Para que las relaciones sean igualitarias, forzosamente la mujer debe de subir, pero el hombre debe de mantenerse. No es cuestión de que suba uno para que baje el otro. De ahí la necesidad de desarrollar la asertividad. Esa habilidad para comunicar a los que nos rodean nuestros sentimientos y necesidades, pero evitando herir y ofender.

Emociones infantiles y aprendizaje

Mentalización

Es la habilidad para saber que la conducta de las personas está determinada por los estados emocionales y las ideas que cada cual se hace de la realidad. Es decir, tomar consciencia de que cuando se está con rabia se piensa de forma distinta que cuando se está con alegría.
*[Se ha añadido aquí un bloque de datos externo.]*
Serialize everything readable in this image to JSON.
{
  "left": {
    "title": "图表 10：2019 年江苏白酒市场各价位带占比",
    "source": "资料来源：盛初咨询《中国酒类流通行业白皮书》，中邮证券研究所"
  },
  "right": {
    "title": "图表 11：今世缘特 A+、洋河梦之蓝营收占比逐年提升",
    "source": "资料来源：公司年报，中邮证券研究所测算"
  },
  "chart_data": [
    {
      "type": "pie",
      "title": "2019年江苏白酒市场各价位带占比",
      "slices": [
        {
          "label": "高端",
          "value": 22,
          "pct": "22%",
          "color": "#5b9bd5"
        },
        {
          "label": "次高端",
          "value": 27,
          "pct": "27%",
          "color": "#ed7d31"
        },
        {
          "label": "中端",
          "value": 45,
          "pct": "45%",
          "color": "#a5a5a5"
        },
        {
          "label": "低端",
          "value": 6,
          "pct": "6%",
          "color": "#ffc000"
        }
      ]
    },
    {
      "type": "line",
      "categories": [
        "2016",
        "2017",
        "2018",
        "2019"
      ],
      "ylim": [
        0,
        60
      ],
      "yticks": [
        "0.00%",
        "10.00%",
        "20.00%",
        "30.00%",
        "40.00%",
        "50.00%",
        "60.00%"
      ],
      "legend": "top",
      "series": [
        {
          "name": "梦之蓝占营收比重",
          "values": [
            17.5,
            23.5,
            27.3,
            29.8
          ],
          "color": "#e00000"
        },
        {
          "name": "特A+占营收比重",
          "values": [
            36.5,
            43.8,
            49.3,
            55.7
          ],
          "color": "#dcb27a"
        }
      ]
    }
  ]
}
O, en otras palabras, la mentalización sería leer a través del comportamiento lo que está pasando en la mente del otro. Es pues una aptitud imprescindible para respetar al prójimo, entender su comportamiento y predecir como nuestro comportamiento puede afectar al de al lado. Promueve un apego seguro, es decir nos permite explorar mundo nuevo y regresar con la confianza de que el otro seguirá ahí para nosotros, y facilita la comunicación. Tener en nuestra mente el estado interno del otro favorece la construcción de una relación igualitaria.

Evaluación y valoración

Si queremos ser iguales debemos aprender a juzgar de forma justa y equilibrada la valía de la persona, sin dejarnos influir por los estereotipos de género. Lo dificultoso de esta habilidad es que, para poder ser desarrollada, requiere de contextos relacionales equitativos, algo escaso en nuestra sociedad, y que el hombre tenga una autoestima sana para que no se sienta amenazado por la entrada de la mujer en contextos donde hasta ahora no participaba.

Desarrollo de una sexualidad saludable

En estos momentos la sexualidad en los adolescentes y jóvenes está mediatizada por la televisión, cine, publicidad… medios que en muchas ocasiones presentan a la mujer como un objeto sexualizado sobre el que el hombre tiene el poder. Para poder vivir en una sociedad igualitaria y que las noticias dejen de emitir sucesos tan horribles es primordial que comencemos a cambiar nuestra visión de la sexualidad y empecemos a disfrutar del propio cuerpo, a la par que participamos en relaciones sexuales con otras personas siempre desde el respeto.